Enlace al reportaje
El veterano marinero que deambulaba por los muelles, se detuvo
a dialogar con un viejo buque amarrado. Tocó el casco como si lo acariciara. Al
achicar los ojos de mirar lejanías encendió una pipa que parecía formar parte
del rostro y comenzó a desmenuzar recuerdos de cuando batallaran aventuras y el
mar los abrigara juntos. Al terminar el
soliloquio, bajó la mirada, giró su cansino cuerpo y dándole la espalda se fue
alejando. El buque que fuera hogar, lugar de trabajo y trajinante de vida,
ahora cubierto de óxido y radiado de
servicio, quedaba solo, acompañado tal vez por los viejos fantasmas que se
negaban a abandonarlo.
Sobre la platea del astillero había comenzado a
“ser”. Al principio era un hierro del
largo de su eslora. Después le nacieron costillas que apuntaban al cielo, y
sobre éstas se le fue adhiriendo la piel de acero. Los hombres trabajaban día y
noche. Lo maleaban dándole forma. Curvaban sus planchas continuación del
pantoque. Envuelto en chispas aquí y allá se parecía a lo que pronto iba a ser.
Terminado y con su nombre estampado a proa, según la tradición una madrina
brindó con él una botella de champaña que al arrojarla sobre su roda estalló en
mil pedazos de vidrio y espuma de buen
augurio.
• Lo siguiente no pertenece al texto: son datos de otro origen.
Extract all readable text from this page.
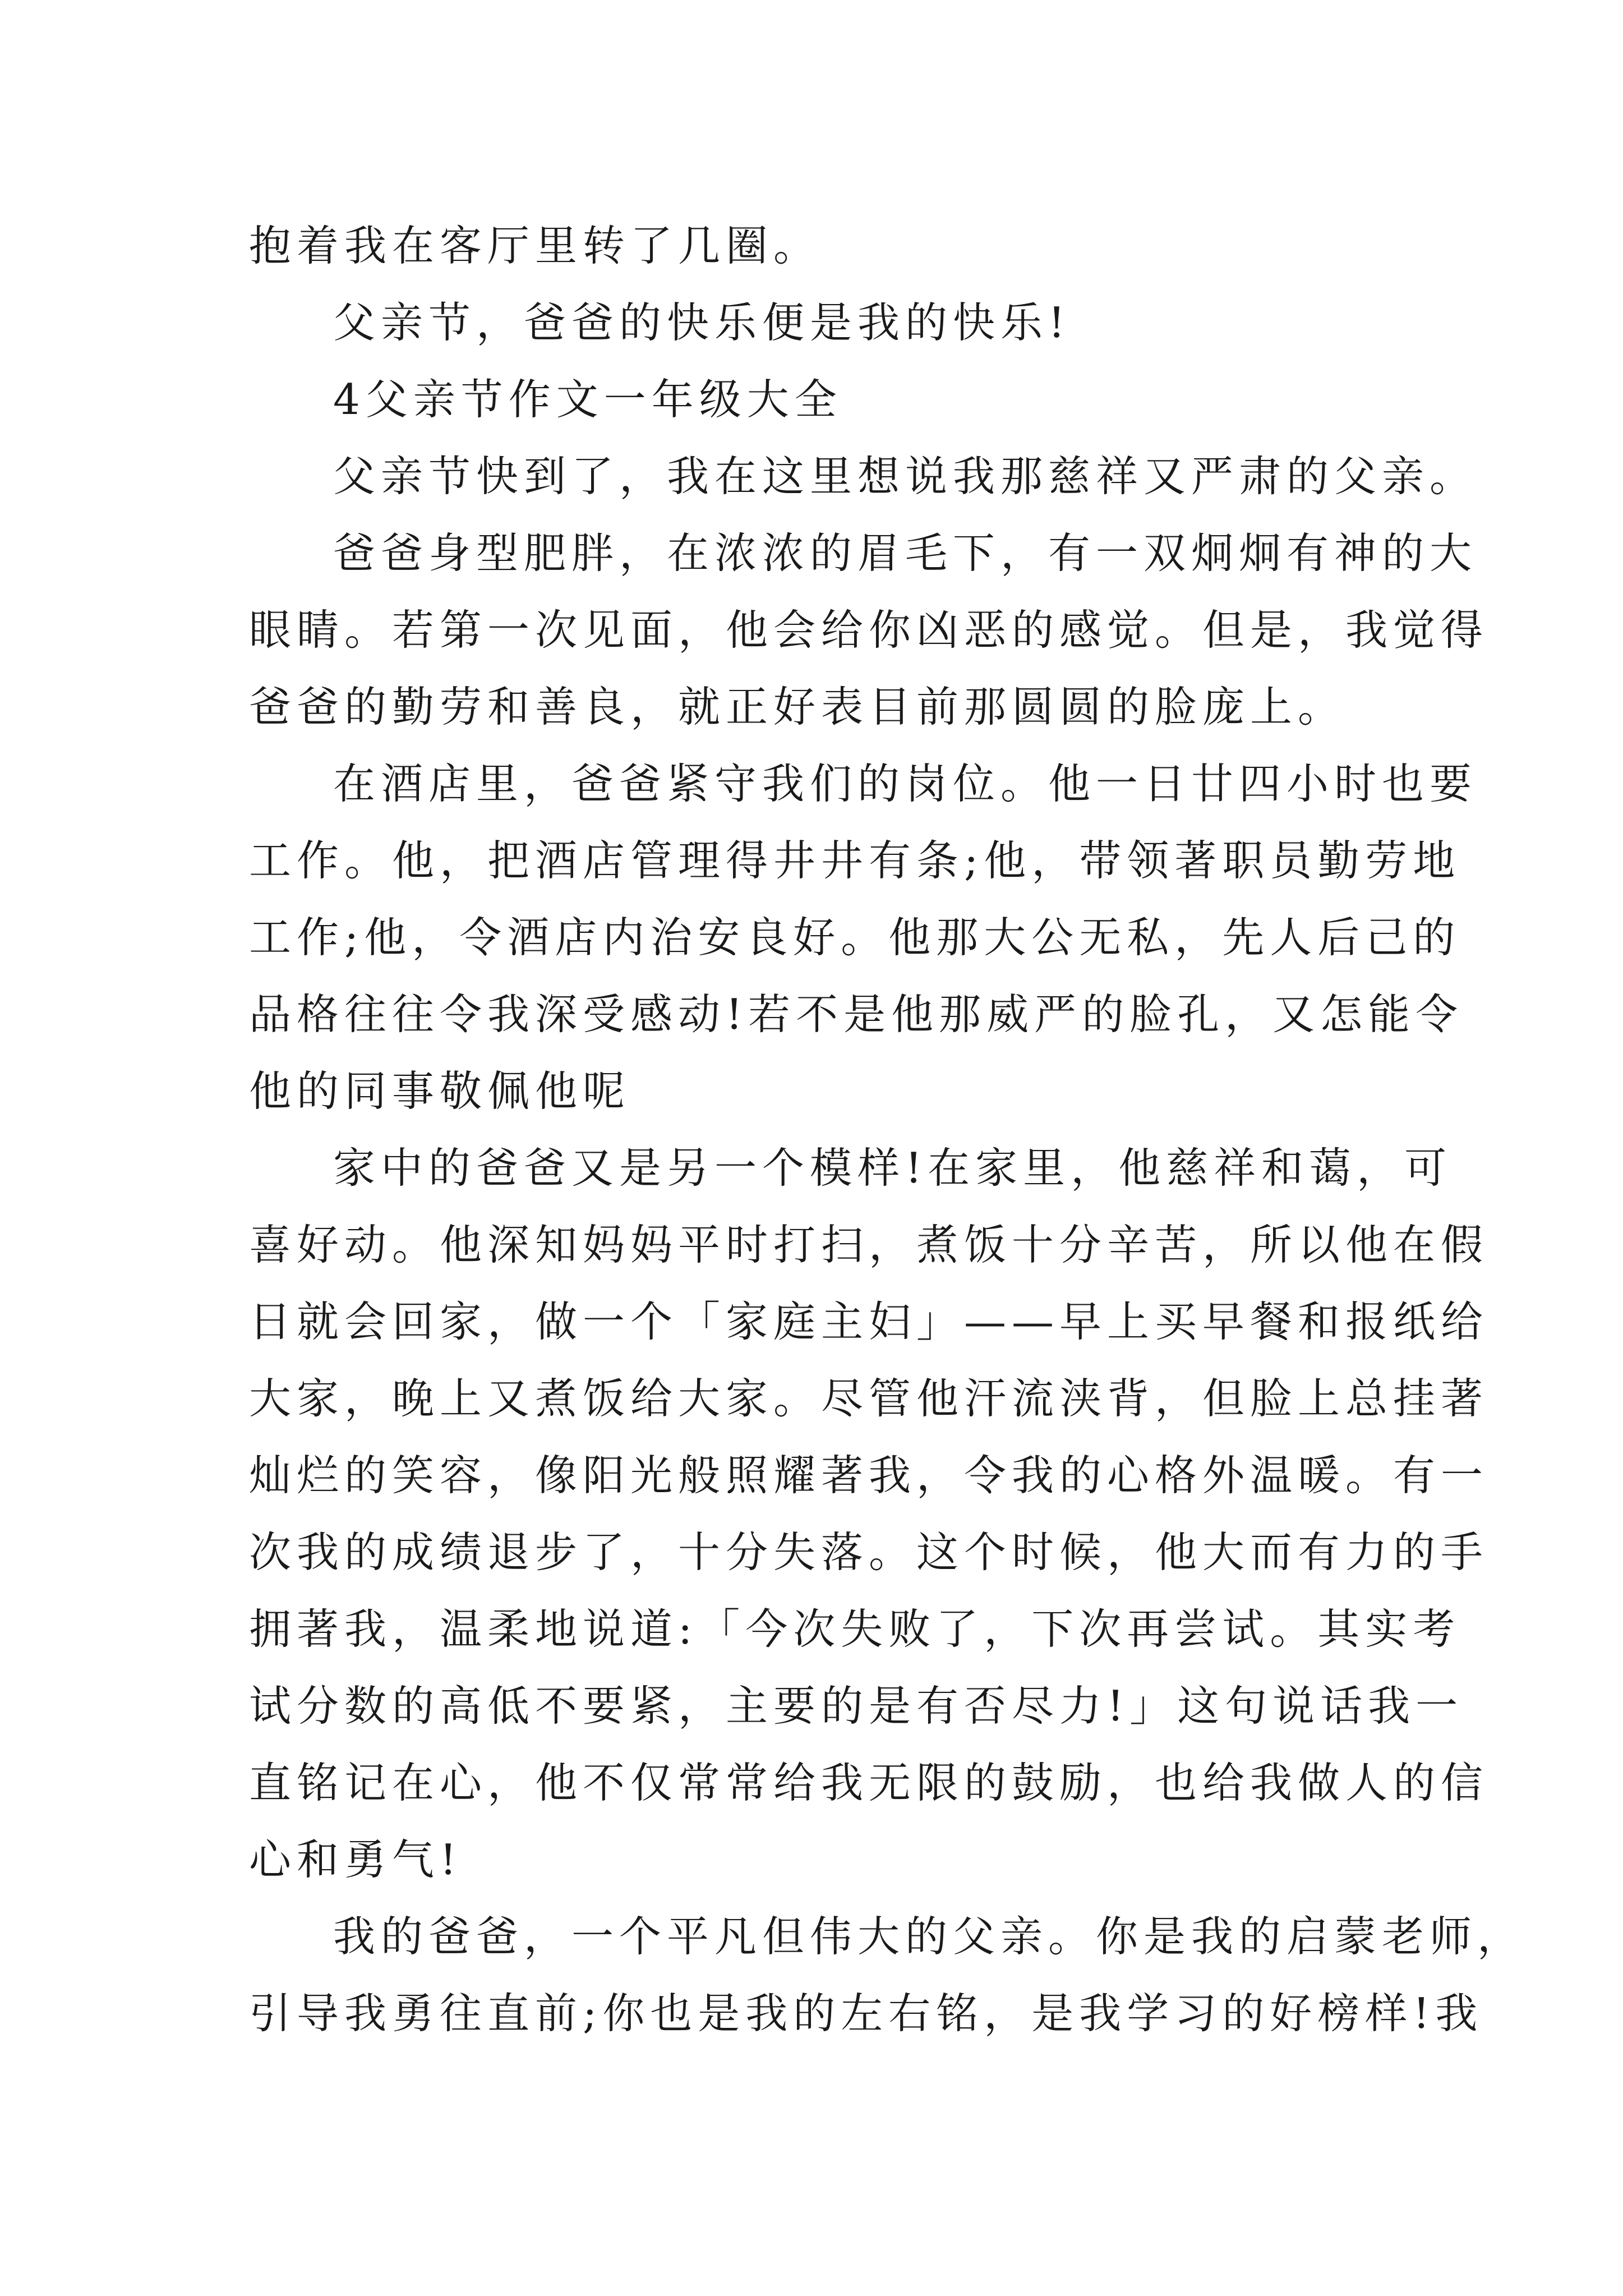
抱着我在客厅里转了几圈。
父亲节，爸爸的快乐便是我的快乐!
4父亲节作文一年级大全
父亲节快到了，我在这里想说我那慈祥又严肃的父亲。
爸爸身型肥胖，在浓浓的眉毛下，有一双炯炯有神的大
眼睛。若第一次见面，他会给你凶恶的感觉。但是，我觉得
爸爸的勤劳和善良，就正好表目前那圆圆的脸庞上。
在酒店里，爸爸紧守我们的岗位。他一日廿四小时也要
工作。他，把酒店管理得井井有条;他，带领著职员勤劳地
工作;他，令酒店内治安良好。他那大公无私，先人后己的
品格往往令我深受感动!若不是他那威严的脸孔，又怎能令
他的同事敬佩他呢
家中的爸爸又是另一个模样!在家里，他慈祥和蔼，可
喜好动。他深知妈妈平时打扫，煮饭十分辛苦，所以他在假
日就会回家，做一个「家庭主妇」——早上买早餐和报纸给
大家，晚上又煮饭给大家。尽管他汗流浃背，但脸上总挂著
灿烂的笑容，像阳光般照耀著我，令我的心格外温暖。有一
次我的成绩退步了，十分失落。这个时候，他大而有力的手
拥著我，温柔地说道:「今次失败了，下次再尝试。其实考
试分数的高低不要紧，主要的是有否尽力!」这句说话我一
直铭记在心，他不仅常常给我无限的鼓励，也给我做人的信
心和勇气!
我的爸爸，一个平凡但伟大的父亲。你是我的启蒙老师，
引导我勇往直前;你也是我的左右铭，是我学习的好榜样!我
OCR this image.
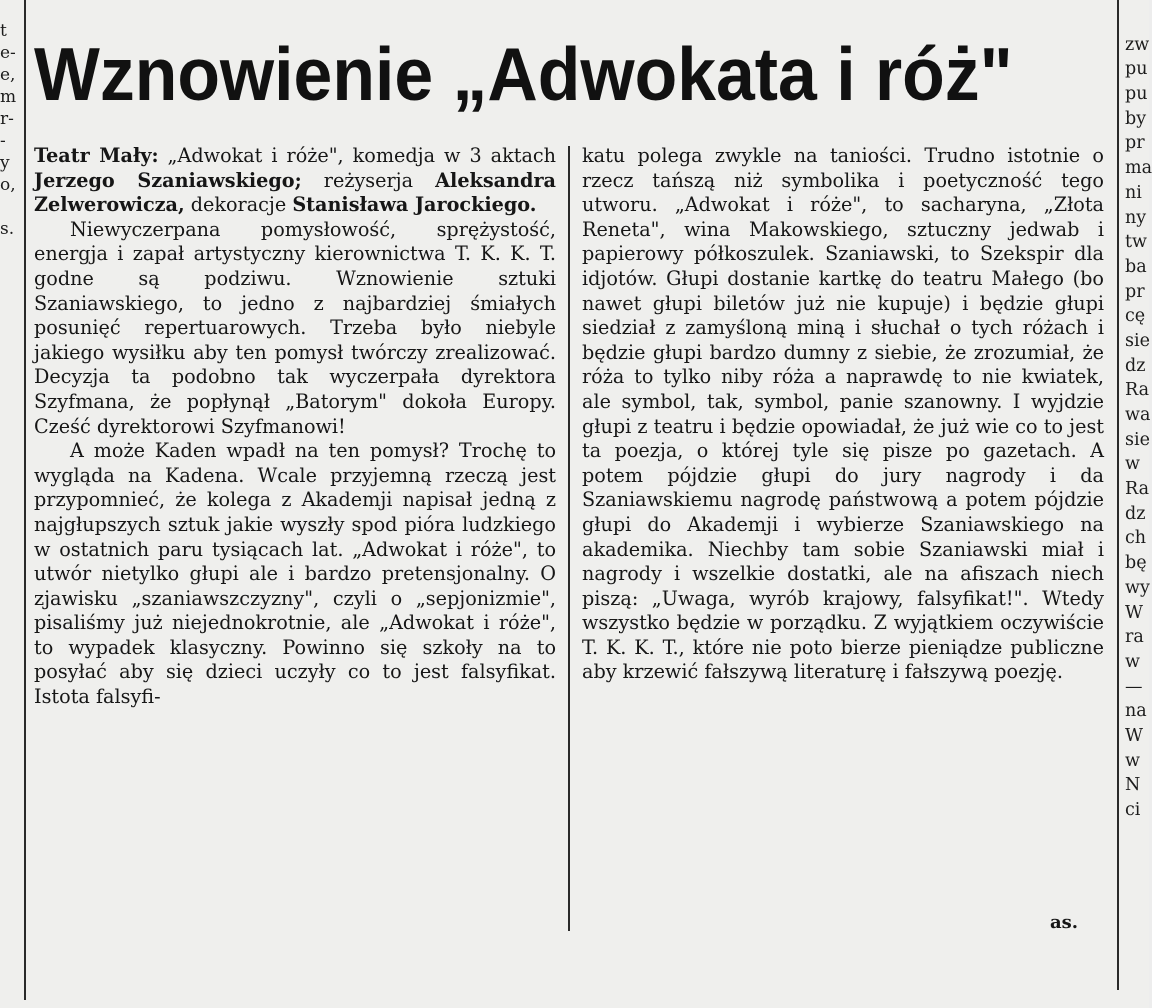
t
e-
e,
m
r-
-
y
o,
s.
Wznowienie „Adwokata i róż"

Teatr Mały: „Adwokat i róże", komedja w 3 aktach Jerzego Szaniawskiego; reżyserja Aleksandra Zelwerowicza, dekoracje Stanisława Jarockiego.

Niewyczerpana pomysłowość, sprężystość, energja i zapał artystyczny kierownictwa T. K. K. T. godne są podziwu. Wznowienie sztuki Szaniawskiego, to jedno z najbardziej śmiałych posunięć repertuarowych. Trzeba było niebyle jakiego wysiłku aby ten pomysł twórczy zrealizować. Decyzja ta podobno tak wyczerpała dyrektora Szyfmana, że popłynął „Batorym" dokoła Europy. Cześć dyrektorowi Szyfmanowi!

A może Kaden wpadł na ten pomysł? Trochę to wygląda na Kadena. Wcale przyjemną rzeczą jest przypomnieć, że kolega z Akademji napisał jedną z najgłupszych sztuk jakie wyszły spod pióra ludzkiego w ostatnich paru tysiącach lat. „Adwokat i róże", to utwór nietylko głupi ale i bardzo pretensjonalny. O zjawisku „szaniawszczyzny", czyli o „sepjonizmie", pisaliśmy już niejednokrotnie, ale „Adwokat i róże", to wypadek klasyczny. Powinno się szkoły na to posyłać aby się dzieci uczyły co to jest falsyfikat. Istota falsyfi-

katu polega zwykle na taniości. Trudno istotnie o rzecz tańszą niż symbolika i poetyczność tego utworu. „Adwokat i róże", to sacharyna, „Złota Reneta", wina Makowskiego, sztuczny jedwab i papierowy półkoszulek. Szaniawski, to Szekspir dla idjotów. Głupi dostanie kartkę do teatru Małego (bo nawet głupi biletów już nie kupuje) i będzie głupi siedział z zamyśloną miną i słuchał o tych różach i będzie głupi bardzo dumny z siebie, że zrozumiał, że róża to tylko niby róża a naprawdę to nie kwiatek, ale symbol, tak, symbol, panie szanowny. I wyjdzie głupi z teatru i będzie opowiadał, że już wie co to jest ta poezja, o której tyle się pisze po gazetach. A potem pójdzie głupi do jury nagrody i da Szaniawskiemu nagrodę państwową a potem pójdzie głupi do Akademji i wybierze Szaniawskiego na akademika. Niechby tam sobie Szaniawski miał i nagrody i wszelkie dostatki, ale na afiszach niech piszą: „Uwaga, wyrób krajowy, falsyfikat!". Wtedy wszystko będzie w porządku. Z wyjątkiem oczywiście T. K. K. T., które nie poto bierze pieniądze publiczne aby krzewić fałszywą literaturę i fałszywą poezję.

as.
zw
pu
pu
by
pr
ma
ni
ny
tw
ba
pr
cę
sie
dz
Ra
wa
sie
w
Ra
dz
ch
bę
wy
W
ra
w
—
na
W
w
N
ci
En medio de aclamaciones, se fue deslizando suavemente por la platea
hasta el agua. Recién nacido pusieron a
punto su razón de ser. Olía a nuevo y una hélice brillante enroscaba el agua empujándolo.
¡Podía navegar! Era su primera singladura e iniciaba la historia que se
volcaría día a día al libro de bitácora.
Los tripulantes se encomendaban a él como si fuese un
dios pagano; otros dialogaban con el corazón ruidoso en sus entrañas para
descifrar los misterios. Entre esos primeros hombres, sin saberlo, estaba quien
lo acompañaría a lo largo de su extensa vida.